Create genuine space for open communication
Build regular and varied opportunities for people to share their thoughts — both formally in team meetings and informally in day-to-day interactions. In team meetings, consider using structured turn-taking to ensure quieter voices are heard, not just the most confident ones. Make it explicitly clear that all contributions are welcome, and then demonstrate that through how you respond to them.
Try a simple "round the room" check-in at the start of your team meetings — one sentence from each person on how they are feeling or what is on their mind. It takes three minutes and dramatically increases the likelihood that quieter team members will contribute during the rest of the session.

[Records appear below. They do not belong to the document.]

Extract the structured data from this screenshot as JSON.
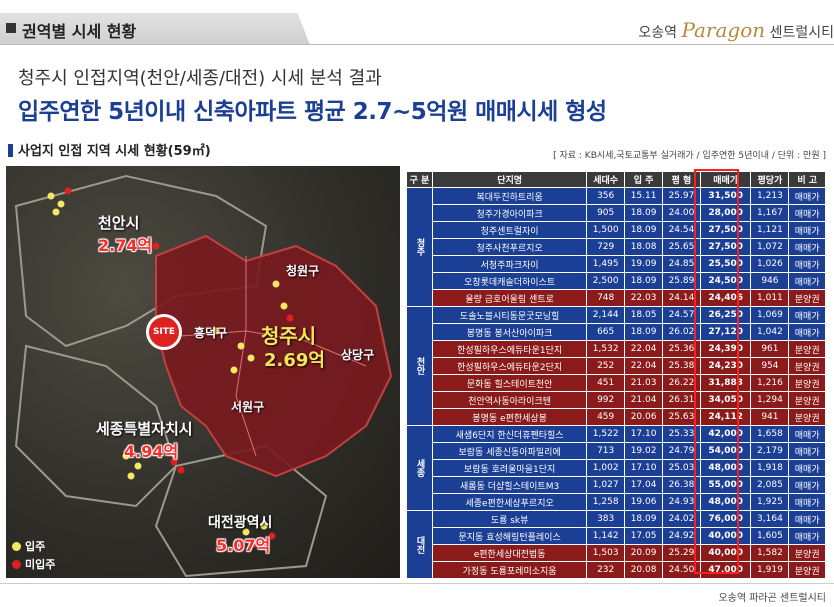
{
  "header": {
    "title": "권역별 시세 현황",
    "brand_prefix": "오송역",
    "brand_name": "Paragon",
    "brand_suffix": "센트럴시티"
  },
  "subtitle": "청주시 인접지역(천안/세종/대전) 시세 분석 결과",
  "headline": "입주연한 5년이내 신축아파트 평균  2.7~5억원 매매시세 형성",
  "section_title": "사업지 인접 지역 시세 현황(59㎡)",
  "source_note": "[ 자료 : KB시세,국토교통부 실거래가 / 입주연한 5년이내 / 단위 : 만원 ]",
  "map": {
    "cheonan": {
      "name": "천안시",
      "value": "2.74억"
    },
    "cheongju": {
      "name": "청주시",
      "value": "2.69억"
    },
    "sejong": {
      "name": "세종특별자치시",
      "value": "4.94억"
    },
    "daejeon": {
      "name": "대전광역시",
      "value": "5.07억"
    },
    "districts": {
      "cheongwon": "청원구",
      "heungdeok": "흥덕구",
      "sangdang": "상당구",
      "seowon": "서원구"
    },
    "site_label": "SITE",
    "legend_done": "입주",
    "legend_plan": "미입주",
    "colors": {
      "done": "#f5e663",
      "plan": "#e01f1f",
      "cheongju_area": "#7a1a1f"
    }
  },
  "table": {
    "headers": [
      "구 분",
      "단지명",
      "세대수",
      "입 주",
      "평 형",
      "매매가",
      "평당가",
      "비 고"
    ],
    "regions": [
      {
        "name": "청주",
        "rows": [
          [
            "복대두진하트리움",
            "356",
            "15.11",
            "25.97",
            "31,500",
            "1,213",
            "매매가"
          ],
          [
            "청주가경아이파크",
            "905",
            "18.09",
            "24.00",
            "28,000",
            "1,167",
            "매매가"
          ],
          [
            "청주센트럴자이",
            "1,500",
            "18.09",
            "24.54",
            "27,500",
            "1,121",
            "매매가"
          ],
          [
            "청주사천푸르지오",
            "729",
            "18.08",
            "25.65",
            "27,500",
            "1,072",
            "매매가"
          ],
          [
            "서청주파크자이",
            "1,495",
            "19.09",
            "24.85",
            "25,500",
            "1,026",
            "매매가"
          ],
          [
            "오창롯데캐슬더하이스트",
            "2,500",
            "18.09",
            "25.89",
            "24,500",
            "946",
            "매매가"
          ],
          [
            "율량 금호어울림 센트로",
            "748",
            "22.03",
            "24.14",
            "24,406",
            "1,011",
            "분양권"
          ]
        ]
      },
      {
        "name": "천안",
        "rows": [
          [
            "도솔노블시티동문굿모닝힐",
            "2,144",
            "18.05",
            "24.57",
            "26,250",
            "1,069",
            "매매가"
          ],
          [
            "봉명동 봉서산아이파크",
            "665",
            "18.09",
            "26.02",
            "27,120",
            "1,042",
            "매매가"
          ],
          [
            "한성필하우스에듀타운1단지",
            "1,532",
            "22.04",
            "25.36",
            "24,390",
            "961",
            "분양권"
          ],
          [
            "한성필하우스에듀타운2단지",
            "252",
            "22.04",
            "25.38",
            "24,230",
            "954",
            "분양권"
          ],
          [
            "문화동 힐스테이트천안",
            "451",
            "21.03",
            "26.22",
            "31,883",
            "1,216",
            "분양권"
          ],
          [
            "천안역사동아라이크텐",
            "992",
            "21.04",
            "26.31",
            "34,050",
            "1,294",
            "분양권"
          ],
          [
            "봉명동 e편한세상봉",
            "459",
            "20.06",
            "25.63",
            "24,112",
            "941",
            "분양권"
          ]
        ]
      },
      {
        "name": "세종",
        "rows": [
          [
            "새샘6단지 한신더휴펜타힐스",
            "1,522",
            "17.10",
            "25.33",
            "42,000",
            "1,658",
            "매매가"
          ],
          [
            "보람동 세종신동아파밀리에",
            "713",
            "19.02",
            "24.79",
            "54,000",
            "2,179",
            "매매가"
          ],
          [
            "보람동 호려울마을1단지",
            "1,002",
            "17.10",
            "25.03",
            "48,000",
            "1,918",
            "매매가"
          ],
          [
            "새롬동 더샵힐스테이트M3",
            "1,027",
            "17.04",
            "26.38",
            "55,000",
            "2,085",
            "매매가"
          ],
          [
            "세종e편한세상푸르지오",
            "1,258",
            "19.06",
            "24.93",
            "48,000",
            "1,925",
            "매매가"
          ]
        ]
      },
      {
        "name": "대전",
        "rows": [
          [
            "도룡 sk뷰",
            "383",
            "18.09",
            "24.02",
            "76,000",
            "3,164",
            "매매가"
          ],
          [
            "문지동 효성해링턴플레이스",
            "1,142",
            "17.05",
            "24.92",
            "40,000",
            "1,605",
            "매매가"
          ],
          [
            "e편한세상대전법동",
            "1,503",
            "20.09",
            "25.29",
            "40,000",
            "1,582",
            "분양권"
          ],
          [
            "가정동 도룡포레미소지움",
            "232",
            "20.08",
            "24.50",
            "47,000",
            "1,919",
            "분양권"
          ]
        ]
      }
    ]
  },
  "footer": "오송역 파라곤 센트럴시티"
}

Listen actively and follow through
When someone speaks up, they are taking a social risk. How you respond in that moment either reinforces or undermines psychological safety. Actively listen — do not interrupt, do not immediately problem-solve, do not minimise what has been shared. A simple "no interruptions" rule during team discussions can have a surprisingly significant impact. Then follow through: if someone raises a concern, make sure they see that it was heard and that something happened as a result.
After someone raises an issue or idea, close the loop explicitly. Even a brief "I wanted to come back to what you raised last week — here's what I did with it" signals that speaking up is worth the effort. Without this, people quickly learn that voicing concerns leads nowhere.

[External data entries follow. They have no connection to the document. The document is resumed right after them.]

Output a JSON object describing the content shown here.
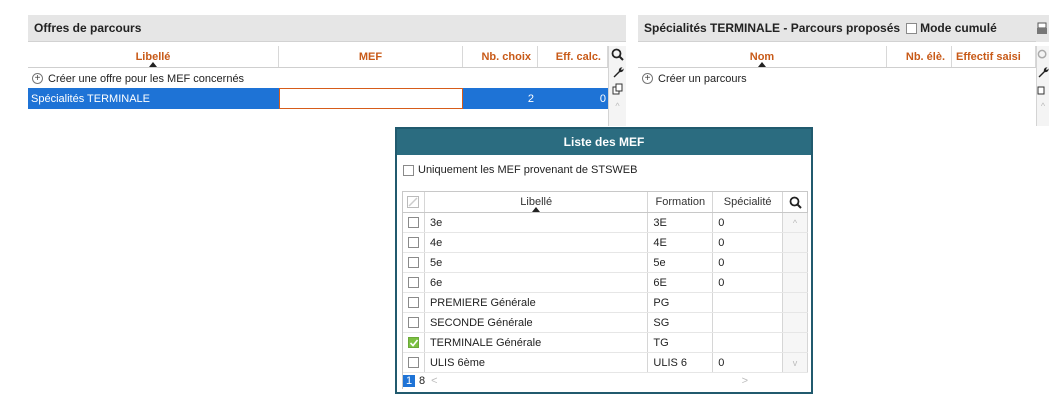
{
  "left_panel": {
    "title": "Offres de parcours",
    "columns": [
      "Libellé",
      "MEF",
      "Nb. choix",
      "Eff. calc."
    ],
    "create_label": "Créer une offre pour les MEF concernés",
    "selected_row": {
      "libelle": "Spécialités TERMINALE",
      "mef": "",
      "nb_choix": "2",
      "eff_calc": "0"
    }
  },
  "right_panel": {
    "title": "Spécialités TERMINALE - Parcours proposés",
    "mode_cumule_label": "Mode cumulé",
    "columns": [
      "Nom",
      "Nb. élè.",
      "Effectif saisi"
    ],
    "create_label": "Créer un parcours"
  },
  "dialog": {
    "title": "Liste des MEF",
    "filter_label": "Uniquement les MEF provenant de STSWEB",
    "columns": [
      "Libellé",
      "Formation",
      "Spécialité"
    ],
    "rows": [
      {
        "libelle": "3e",
        "formation": "3E",
        "specialite": "0",
        "checked": false
      },
      {
        "libelle": "4e",
        "formation": "4E",
        "specialite": "0",
        "checked": false
      },
      {
        "libelle": "5e",
        "formation": "5e",
        "specialite": "0",
        "checked": false
      },
      {
        "libelle": "6e",
        "formation": "6E",
        "specialite": "0",
        "checked": false
      },
      {
        "libelle": "PREMIERE Générale",
        "formation": "PG",
        "specialite": "",
        "checked": false
      },
      {
        "libelle": "SECONDE Générale",
        "formation": "SG",
        "specialite": "",
        "checked": false
      },
      {
        "libelle": "TERMINALE Générale",
        "formation": "TG",
        "specialite": "",
        "checked": true
      },
      {
        "libelle": "ULIS 6ème",
        "formation": "ULIS 6",
        "specialite": "0",
        "checked": false
      }
    ],
    "footer_selected": "1",
    "footer_total": "8"
  },
  "colors": {
    "header_orange": "#c85a18",
    "selection_blue": "#1e73d6",
    "dialog_teal": "#2b6c80",
    "check_green": "#7cc142"
  },
  "icons": [
    "search-icon",
    "wrench-icon",
    "duplicate-icon",
    "scroll-up-arrow-icon",
    "scroll-down-arrow-icon",
    "print-icon"
  ]
}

Normalise mistakes and make learning visible
One of the most powerful shifts a manager can make is to treat mistakes as learning opportunities rather than failures to be punished. Acknowledge your own errors openly. When a team member makes a mistake, focus the conversation on what can be learned rather than who is to blame.
At LeadWise, we take this a step further: every month, each team member shares their biggest learning — which is to say, their most significant mistake or misjudgement — with the whole team. We then nominate someone to receive the "Best Learning Award" in recognition of their honesty and the value their experience brings to the whole team. It sounds unusual, but it fundamentally changes the relationship a team has with failure.

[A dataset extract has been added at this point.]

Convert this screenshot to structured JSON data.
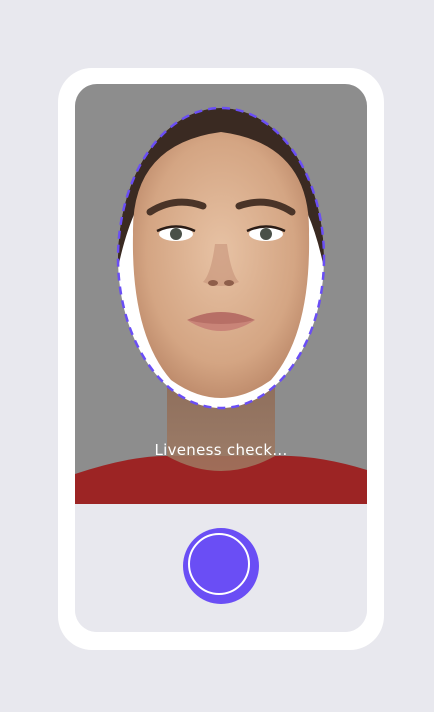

You do not have to start with a formal award. Simply start by sharing one of your own recent mistakes in a team meeting and discussing what you learned from it. Done genuinely, this single act does more to build psychological safety than almost any other intervention.
Celebrate successes as a team
Alongside normalising failure, make a habit of recognising success — and doing so in a team setting, not just in private. Public recognition serves two purposes: it acknowledges the individual's contribution and it signals to the wider team what good looks like and what the team values. Both are important for building a culture where people feel motivated to do their best work.
Keep recognition specific. "Great job this week" lands very differently from "I wanted to call out how you handled that difficult client conversation on Tuesday — the way you stayed calm and found a solution was exactly what we needed." Specific recognition is more meaningful and more instructive for the rest of the team.
The bottom line
Psychological safety is not a luxury or a nice-to-have. It is the condition that makes everything else in a team work — honest feedback, genuine collaboration, creative problem-solving and the kind of trust that allows people to do their best work.
Building it takes time and consistency. It is built in small moments: how you respond when someone raises a concern, whether you follow through on what was discussed, how you handle a mistake — yours or someone else's. But the return on that investment, in team performance, engagement and resilience, is substantial.
As a manager, you are the single biggest influence on whether your team feels psychologically safe. That is both a significant responsibility and a genuine opportunity.